Reclaiming Our Sleep Culture

 The message we've been given is that people who wake up in the middle of the night have a disorder. They’re weird. But the truth is, those people simply are resisting the eight-hours-straight programming we've been fed since in the invention of the gas lamp.

 And of course, Big Pharma had to jump on that one too… creating a pill (advertised by radioactive moths) that nearly 9 million Americans now purchase and take, all under the false guise that a good night’s rest depends on eight straight hours of sleep. (6)

 Beyond all that… studies show that prescription sleeping “aids” don't actually work the way you might think they do. On average, they only increase your sleep time by 11 minutes. On top of it, the drugs can impede your brain’s ability to make short-term memories. So if you toss and turn all night, you won’t remember when you wake up (but you will wonder why you don’t feel more refreshed.) (7)

 “Many people wake up at night and panic,” says Russell Foster, a professor of circadian neuroscience at Oxford. “I tell them that what they are experiencing is a throwback to the bi-modal sleep pattern.” (5)

 In brief? There’s nothing to fear if you “can't” sleep for eight hours straight. It’s your ancestry calling; something much more powerful than any sleeping pill could stamp out of you. Get up and enjoy your solitude during the witching hour. Do the things you wish you could do during the day, but never have time for.

 And please, stop taking those radioactive moth pills. They’re making you glow.

 References:

 (1) Gamble J. Our natural sleep cycle.

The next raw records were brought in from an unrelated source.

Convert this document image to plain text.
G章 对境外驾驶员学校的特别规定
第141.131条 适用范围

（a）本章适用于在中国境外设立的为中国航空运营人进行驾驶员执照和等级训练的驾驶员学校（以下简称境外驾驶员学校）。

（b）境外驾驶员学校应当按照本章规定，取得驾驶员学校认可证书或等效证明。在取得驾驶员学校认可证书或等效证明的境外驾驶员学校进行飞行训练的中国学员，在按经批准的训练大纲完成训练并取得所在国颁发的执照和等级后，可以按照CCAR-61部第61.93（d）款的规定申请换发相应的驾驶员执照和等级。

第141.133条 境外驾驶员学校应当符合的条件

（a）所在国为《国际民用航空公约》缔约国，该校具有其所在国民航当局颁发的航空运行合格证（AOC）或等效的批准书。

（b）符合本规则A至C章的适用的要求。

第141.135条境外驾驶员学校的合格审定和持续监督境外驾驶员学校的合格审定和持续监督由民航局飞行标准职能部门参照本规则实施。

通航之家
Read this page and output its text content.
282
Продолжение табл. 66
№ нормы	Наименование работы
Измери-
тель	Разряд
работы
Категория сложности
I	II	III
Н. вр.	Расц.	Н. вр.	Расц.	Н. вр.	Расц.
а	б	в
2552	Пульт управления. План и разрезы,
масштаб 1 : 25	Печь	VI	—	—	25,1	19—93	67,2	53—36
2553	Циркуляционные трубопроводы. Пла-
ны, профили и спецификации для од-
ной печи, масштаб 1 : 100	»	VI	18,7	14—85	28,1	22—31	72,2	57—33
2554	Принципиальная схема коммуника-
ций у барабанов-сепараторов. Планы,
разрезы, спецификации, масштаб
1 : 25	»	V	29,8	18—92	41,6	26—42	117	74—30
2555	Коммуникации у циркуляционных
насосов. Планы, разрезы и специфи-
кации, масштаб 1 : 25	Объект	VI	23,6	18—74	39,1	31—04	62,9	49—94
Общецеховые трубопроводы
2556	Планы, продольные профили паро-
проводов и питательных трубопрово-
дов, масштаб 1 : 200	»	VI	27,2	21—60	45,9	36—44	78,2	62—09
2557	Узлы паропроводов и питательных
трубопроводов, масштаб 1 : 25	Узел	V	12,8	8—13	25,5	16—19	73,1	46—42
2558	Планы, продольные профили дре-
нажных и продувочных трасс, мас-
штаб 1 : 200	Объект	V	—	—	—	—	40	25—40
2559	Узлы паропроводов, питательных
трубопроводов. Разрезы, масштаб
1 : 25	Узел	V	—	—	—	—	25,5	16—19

Ted Talks.

 (2) Ekirch AR. At Day’s Close: Night in Times Past. 2006 Oct. 17. W.W. Norton & Company.

 (3) Wehr T. In short photoperiods, human sleep is biphasic. Journal of Sleep Research. 1992 Jun;1(2):103-107.

 (4) Boyle-Feysot C. Prolactin (PRL) and its receptor: actions, signal transduction pathways and phenotypes observed in PRL receptor knockout mice. Endocrine Reviews. 1998 Jun;19(3):225-68.

 (5) “Segmented Sleep.”  The Polyphasic Society.

 (6) Aleccia J. Sleepless in the states: Nearly 9 million pop pills for shut-eye. NBC News. 29 Aug. 2013.

 (7) Boyles S. “How Do Sleeping Pills Really Work?” WebMD: Sleep Disorders Health Center. 2012 Dec. 20.